Objective: To evaluate whether glucagon-like peptide-1 receptor agonists (GLP-1 RAs) are associated with improvements in pain severity, disability, quality of life, and physical function in adults with obesity and chronic low back pain (cLBP), and to explore potential mechanisms. Design: Prospective, single-arm cohort study. Subjects: Thirty-five adults (median age 41 years; 86% women) with obesity (median BMI 39.9 kg/m2) and cLBP initiating GLP-1 RAs (tirzepatide, n=24; semaglutide, n=11). Methods: Participants completed questionnaires at baseline, 3, 6, 9, and 12 months. The primary outcome was Brief Pain Inventory-Short Form (BPI-SF) pain severity.

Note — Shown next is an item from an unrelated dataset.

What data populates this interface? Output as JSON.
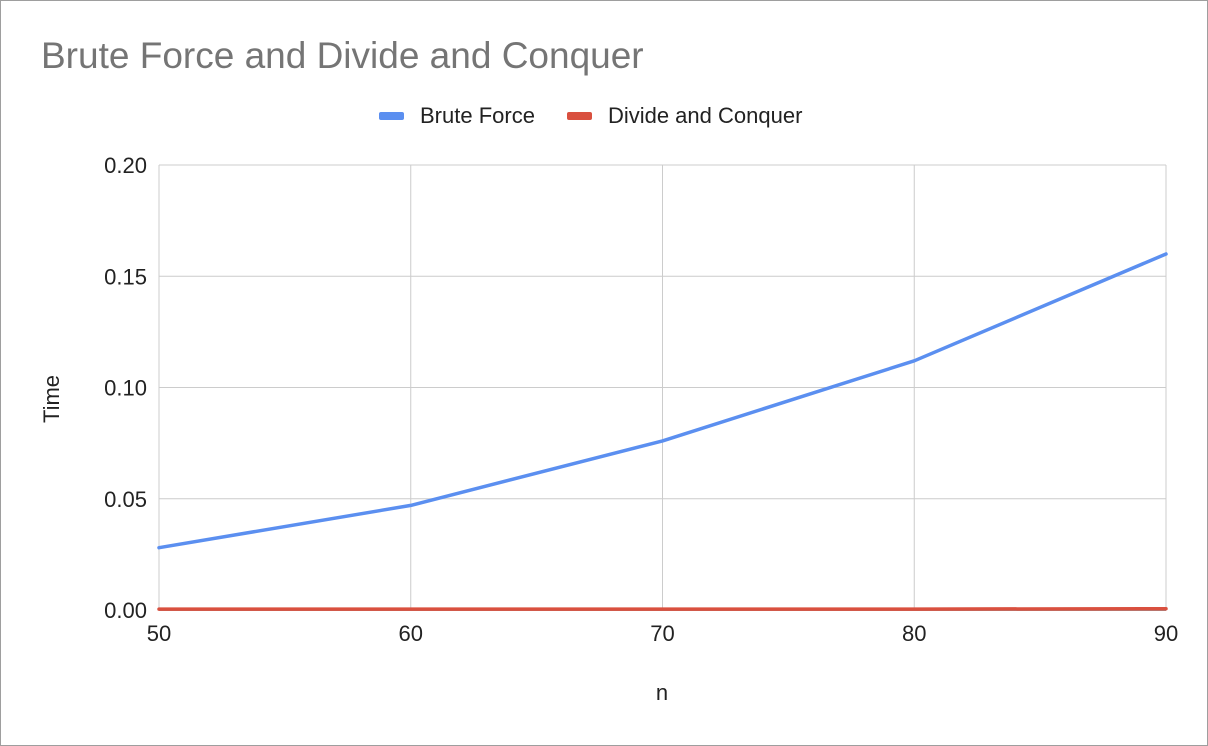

Secondary outcomes included body mass index (BMI), BPI-SF pain interference, Numerical Rating Scale (NRS) back pain, Oswestry Disability Index (ODI), and Short Form-12 (SF-12). At baseline and 6 months, a subset (n=24) underwent quantitative sensory testing, physical performance testing, and blood draws for inflammatory biomarkers (C-reactive protein, TNF-, IL-6, IL-10), adipokines (leptin, adiponectin), and hemoglobin A1c. Results: Over 12 months, BMI decreased by 12.5% (median 39.9 to 34.9 kg/m2, 95% CI [-6.6, -4.2]). BPI-SF pain severity improved (median 4.8 to 2.0, 95% CI [-2.1, -0.8]), as did pain interference, ODI, NRS back pain, and SF-12 physical component scores. Hemoglobin A1c, leptin, and C-reactive protein decreased. Adiponectin increased and physical performance improved, but neither reached significance. Experimental pain sensitivity was unchanged. Conclusions: GLP-1 RAs were associated with clinically meaningful improvements in pain, disability, and quality of life. These findings suggest GLP-1 RAs may be a promising nonsurgical therapy for cLBP; randomized controlled trials are needed to establish causality and mechanisms.